A high-ranking Lebanese judicial source told the Saudi outlet that the request was sent to the public prosecutor at the Court of Cassation, Judge Jamal Hajjar.
It explicitly targets the former director of the Syrian Air Force Intelligence Directorate, Jamil al-Hassan, the former director of National Security, Ali Mamlouk, and the former head of the Air Intelligence investigation branch, Abdelsalam Mahmoud.
Involved in 'incidents resulting in death of French citizens'
The file submitted by France asks Lebanese authorities to verify whether these officials are currently in the country and, if so, to arrest them to enable their transfer to France.

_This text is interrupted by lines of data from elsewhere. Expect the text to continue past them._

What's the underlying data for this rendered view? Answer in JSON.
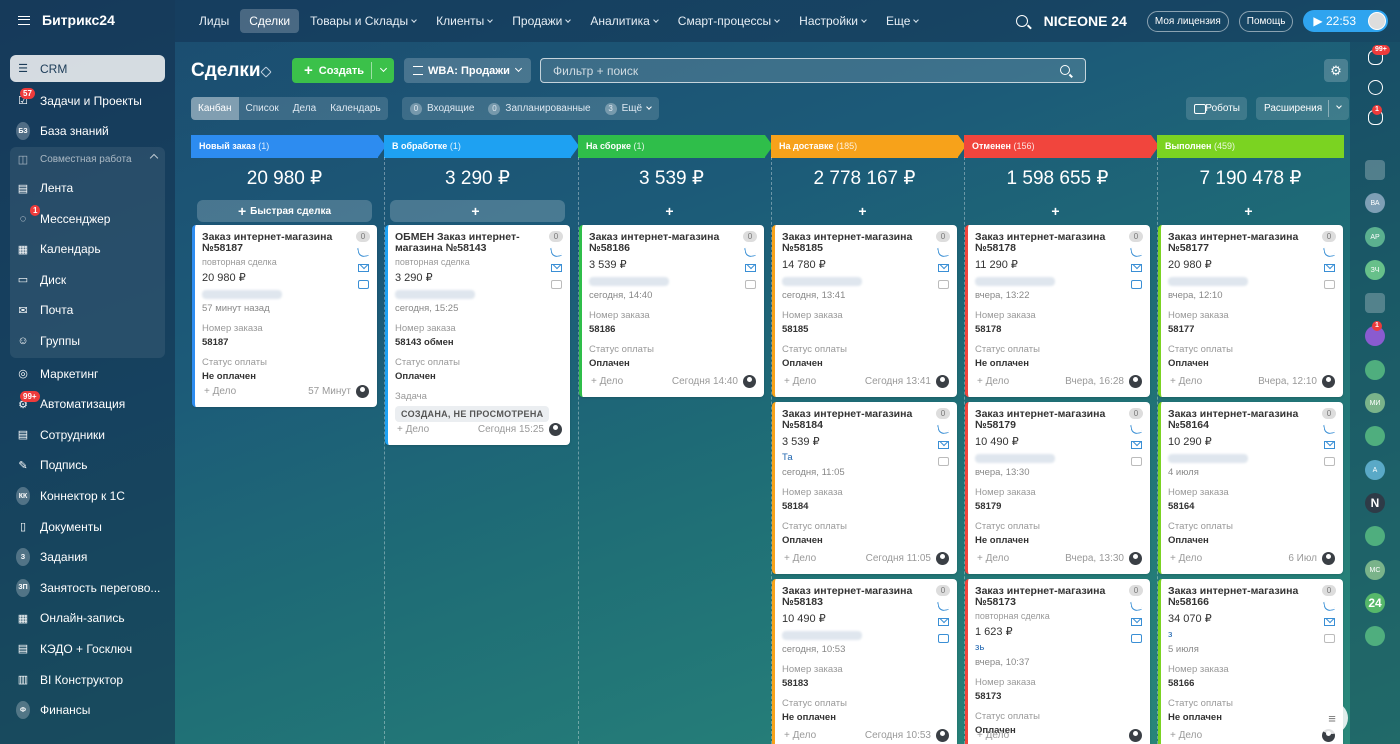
{
  "sidebar": {
    "logo": "Битрикс24",
    "items": [
      {
        "label": "CRM",
        "icon": "filter-icon"
      },
      {
        "label": "Задачи и Проекты",
        "icon": "tasks-icon",
        "badge": "57"
      },
      {
        "label": "База знаний",
        "icon": "kb-icon",
        "abbr": "БЗ"
      }
    ],
    "group": {
      "label": "Совместная работа",
      "items": [
        {
          "label": "Лента",
          "icon": "feed-icon"
        },
        {
          "label": "Мессенджер",
          "icon": "messenger-icon",
          "badge": "1"
        },
        {
          "label": "Календарь",
          "icon": "calendar-icon"
        },
        {
          "label": "Диск",
          "icon": "disk-icon"
        },
        {
          "label": "Почта",
          "icon": "mail-icon"
        },
        {
          "label": "Группы",
          "icon": "groups-icon"
        }
      ]
    },
    "items2": [
      {
        "label": "Маркетинг",
        "icon": "marketing-icon"
      },
      {
        "label": "Автоматизация",
        "icon": "automation-icon",
        "badge": "99+"
      },
      {
        "label": "Сотрудники",
        "icon": "employees-icon"
      },
      {
        "label": "Подпись",
        "icon": "sign-icon"
      },
      {
        "label": "Коннектор к 1С",
        "icon": "connector-icon",
        "abbr": "КК"
      },
      {
        "label": "Документы",
        "icon": "documents-icon"
      },
      {
        "label": "Задания",
        "icon": "assignments-icon",
        "abbr": "З"
      },
      {
        "label": "Занятость перегово...",
        "icon": "rooms-icon",
        "abbr": "ЗП"
      },
      {
        "label": "Онлайн-запись",
        "icon": "booking-icon"
      },
      {
        "label": "КЭДО + Госключ",
        "icon": "kedo-icon"
      },
      {
        "label": "BI Конструктор",
        "icon": "bi-icon"
      },
      {
        "label": "Финансы",
        "icon": "finance-icon",
        "abbr": "Ф"
      }
    ]
  },
  "topbar": {
    "nav": [
      {
        "label": "Лиды",
        "dd": false
      },
      {
        "label": "Сделки",
        "dd": false,
        "active": true
      },
      {
        "label": "Товары и Склады",
        "dd": true
      },
      {
        "label": "Клиенты",
        "dd": true
      },
      {
        "label": "Продажи",
        "dd": true
      },
      {
        "label": "Аналитика",
        "dd": true
      },
      {
        "label": "Смарт-процессы",
        "dd": true
      },
      {
        "label": "Настройки",
        "dd": true
      },
      {
        "label": "Еще",
        "dd": true
      }
    ],
    "brand": "NICEONE 24",
    "license": "Моя лицензия",
    "help": "Помощь",
    "time": "22:53"
  },
  "header": {
    "title": "Сделки",
    "create": "Создать",
    "funnel": "WBA: Продажи",
    "filter_placeholder": "Фильтр + поиск"
  },
  "views": {
    "tabs": [
      "Канбан",
      "Список",
      "Дела",
      "Календарь"
    ],
    "counters": [
      {
        "n": "0",
        "label": "Входящие"
      },
      {
        "n": "0",
        "label": "Запланированные"
      },
      {
        "n": "3",
        "label": "Ещё"
      }
    ],
    "robots": "Роботы",
    "extensions": "Расширения"
  },
  "columns": [
    {
      "name": "Новый заказ",
      "count": "(1)",
      "sum": "20 980 ₽",
      "color": "#2d8cf0",
      "add": "Быстрая сделка",
      "cards": [
        {
          "title": "Заказ интернет-магазина №58187",
          "sub": "повторная сделка",
          "amount": "20 980 ₽",
          "time": "57 минут назад",
          "order_lbl": "Номер заказа",
          "order": "58187",
          "pay_lbl": "Статус оплаты",
          "pay": "Не оплачен",
          "foot": "57 Минут",
          "delo": "+ Дело",
          "cnt": "0",
          "chat": true
        }
      ]
    },
    {
      "name": "В обработке",
      "count": "(1)",
      "sum": "3 290 ₽",
      "color": "#1ea1f2",
      "add": "",
      "cards": [
        {
          "title": "ОБМЕН Заказ интернет-магазина №58143",
          "sub": "повторная сделка",
          "amount": "3 290 ₽",
          "time": "сегодня, 15:25",
          "order_lbl": "Номер заказа",
          "order": "58143 обмен",
          "pay_lbl": "Статус оплаты",
          "pay": "Оплачен",
          "task_lbl": "Задача",
          "task": "СОЗДАНА, НЕ ПРОСМОТРЕНА",
          "foot": "Сегодня 15:25",
          "delo": "+ Дело",
          "cnt": "0",
          "chat": false
        }
      ]
    },
    {
      "name": "На сборке",
      "count": "(1)",
      "sum": "3 539 ₽",
      "color": "#2fbe4a",
      "add": "",
      "cards": [
        {
          "title": "Заказ интернет-магазина №58186",
          "sub": "",
          "amount": "3 539 ₽",
          "time": "сегодня, 14:40",
          "order_lbl": "Номер заказа",
          "order": "58186",
          "pay_lbl": "Статус оплаты",
          "pay": "Оплачен",
          "foot": "Сегодня 14:40",
          "delo": "+ Дело",
          "cnt": "0",
          "chat": false
        }
      ]
    },
    {
      "name": "На доставке",
      "count": "(185)",
      "sum": "2 778 167 ₽",
      "color": "#f7a21a",
      "add": "",
      "cards": [
        {
          "title": "Заказ интернет-магазина №58185",
          "sub": "",
          "amount": "14 780 ₽",
          "time": "сегодня, 13:41",
          "order_lbl": "Номер заказа",
          "order": "58185",
          "pay_lbl": "Статус оплаты",
          "pay": "Оплачен",
          "foot": "Сегодня 13:41",
          "delo": "+ Дело",
          "cnt": "0",
          "chat": false
        },
        {
          "title": "Заказ интернет-магазина №58184",
          "sub": "",
          "amount": "3 539 ₽",
          "client": "Та",
          "time": "сегодня, 11:05",
          "order_lbl": "Номер заказа",
          "order": "58184",
          "pay_lbl": "Статус оплаты",
          "pay": "Оплачен",
          "foot": "Сегодня 11:05",
          "delo": "+ Дело",
          "cnt": "0",
          "chat": false
        },
        {
          "title": "Заказ интернет-магазина №58183",
          "sub": "",
          "amount": "10 490 ₽",
          "time": "сегодня, 10:53",
          "order_lbl": "Номер заказа",
          "order": "58183",
          "pay_lbl": "Статус оплаты",
          "pay": "Не оплачен",
          "foot": "Сегодня 10:53",
          "delo": "+ Дело",
          "cnt": "0",
          "chat": true
        }
      ]
    },
    {
      "name": "Отменен",
      "count": "(156)",
      "sum": "1 598 655 ₽",
      "color": "#f1453d",
      "add": "",
      "cards": [
        {
          "title": "Заказ интернет-магазина №58178",
          "sub": "",
          "amount": "11 290 ₽",
          "time": "вчера, 13:22",
          "order_lbl": "Номер заказа",
          "order": "58178",
          "pay_lbl": "Статус оплаты",
          "pay": "Не оплачен",
          "foot": "Вчера, 16:28",
          "delo": "+ Дело",
          "cnt": "0",
          "chat": true
        },
        {
          "title": "Заказ интернет-магазина №58179",
          "sub": "",
          "amount": "10 490 ₽",
          "time": "вчера, 13:30",
          "order_lbl": "Номер заказа",
          "order": "58179",
          "pay_lbl": "Статус оплаты",
          "pay": "Не оплачен",
          "foot": "Вчера, 13:30",
          "delo": "+ Дело",
          "cnt": "0",
          "chat": false
        },
        {
          "title": "Заказ интернет-магазина №58173",
          "sub": "повторная сделка",
          "amount": "1 623 ₽",
          "client": "зь",
          "time": "вчера, 10:37",
          "order_lbl": "Номер заказа",
          "order": "58173",
          "pay_lbl": "Статус оплаты",
          "pay": "Оплачен",
          "foot": "",
          "delo": "+ Дело",
          "cnt": "0",
          "chat": true
        }
      ]
    },
    {
      "name": "Выполнен",
      "count": "(459)",
      "sum": "7 190 478 ₽",
      "color": "#7bd321",
      "add": "",
      "cards": [
        {
          "title": "Заказ интернет-магазина №58177",
          "sub": "",
          "amount": "20 980 ₽",
          "time": "вчера, 12:10",
          "order_lbl": "Номер заказа",
          "order": "58177",
          "pay_lbl": "Статус оплаты",
          "pay": "Оплачен",
          "foot": "Вчера, 12:10",
          "delo": "+ Дело",
          "cnt": "0",
          "chat": false
        },
        {
          "title": "Заказ интернет-магазина №58164",
          "sub": "",
          "amount": "10 290 ₽",
          "time": "4 июля",
          "order_lbl": "Номер заказа",
          "order": "58164",
          "pay_lbl": "Статус оплаты",
          "pay": "Оплачен",
          "foot": "6 Июл",
          "delo": "+ Дело",
          "cnt": "0",
          "chat": false
        },
        {
          "title": "Заказ интернет-магазина №58166",
          "sub": "",
          "amount": "34 070 ₽",
          "client": "з",
          "time": "5 июля",
          "order_lbl": "Номер заказа",
          "order": "58166",
          "pay_lbl": "Статус оплаты",
          "pay": "Не оплачен",
          "foot": "",
          "delo": "+ Дело",
          "cnt": "0",
          "chat": false
        }
      ]
    }
  ],
  "rightbar": {
    "items": [
      {
        "icon": "bell-icon",
        "badge": "99+"
      },
      {
        "icon": "pulse-icon"
      },
      {
        "icon": "chat-icon",
        "badge": "1"
      },
      {
        "icon": "video-icon"
      },
      {
        "icon": "avatar-ba",
        "label": "ВА"
      },
      {
        "icon": "avatar-ar",
        "label": "АР"
      },
      {
        "icon": "avatar-zch",
        "label": "ЗЧ"
      },
      {
        "icon": "video2-icon"
      },
      {
        "icon": "group-chat-icon",
        "badge": "1"
      },
      {
        "icon": "contact-icon"
      },
      {
        "icon": "avatar-mi",
        "label": "МИ"
      },
      {
        "icon": "contact2-icon"
      },
      {
        "icon": "avatar-a",
        "label": "А"
      },
      {
        "icon": "avatar-n",
        "label": "N"
      },
      {
        "icon": "contact3-icon"
      },
      {
        "icon": "avatar-mc",
        "label": "МС"
      },
      {
        "icon": "b24-icon",
        "label": "24"
      },
      {
        "icon": "contact4-icon"
      }
    ]
  },
  "colors": {
    "create": "#3bc14a",
    "accent": "#2fa4ef",
    "badge": "#ee3b3b"
  }
}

This procedure is part of an ongoing case targeting the ousted former president, Bashar al-Assad, and members of his regime, accused of war crimes and crimes against humanity, notably in incidents that resulted in the death of French citizens.
According to the documents submitted, three French nationals of Syrian origin died under torture while detained by Air Force Intelligence and interrogated by Mahmoud.
The source notes that Judge Hajjar has tasked the Internal Security Forces (ISF) Intelligence Branch with conducting the necessary searches. The French request also includes Lebanese phone numbers reportedly in regular contact with the suspects.
Furthermore, Lebanon had already received an Interpol notice asking it to execute a U.S. arrest warrant targeting Hassan and Mamlouk.
In July, the French Court of Appeal annulled a warrant issued seven months earlier against Bashar al-Assad for complicity in war crimes and crimes against humanity related to the use of banned chemical weapons against civilians in Eastern Ghouta in August 2013, which killed more than a thousand people.
The court dismissed these proceedings on the basis of the principle of immunity for sitting heads of state before foreign courts.
However, international law provides exceptions to this immunity when heads of state are prosecuted for war crimes, crimes against humanity or genocide.
Since France is one of the countries that allows the prosecution of crimes against humanity in its courts, new arrest warrants may be issued against the former dictator now that he is no longer in power.
In addition, a Syrian delegation led by acting president Ahmad al-Sharaa traveled to Moscow last month and officially requested that Russian authorities extradite Bashar al-Assad to Syria so he could stand trial there.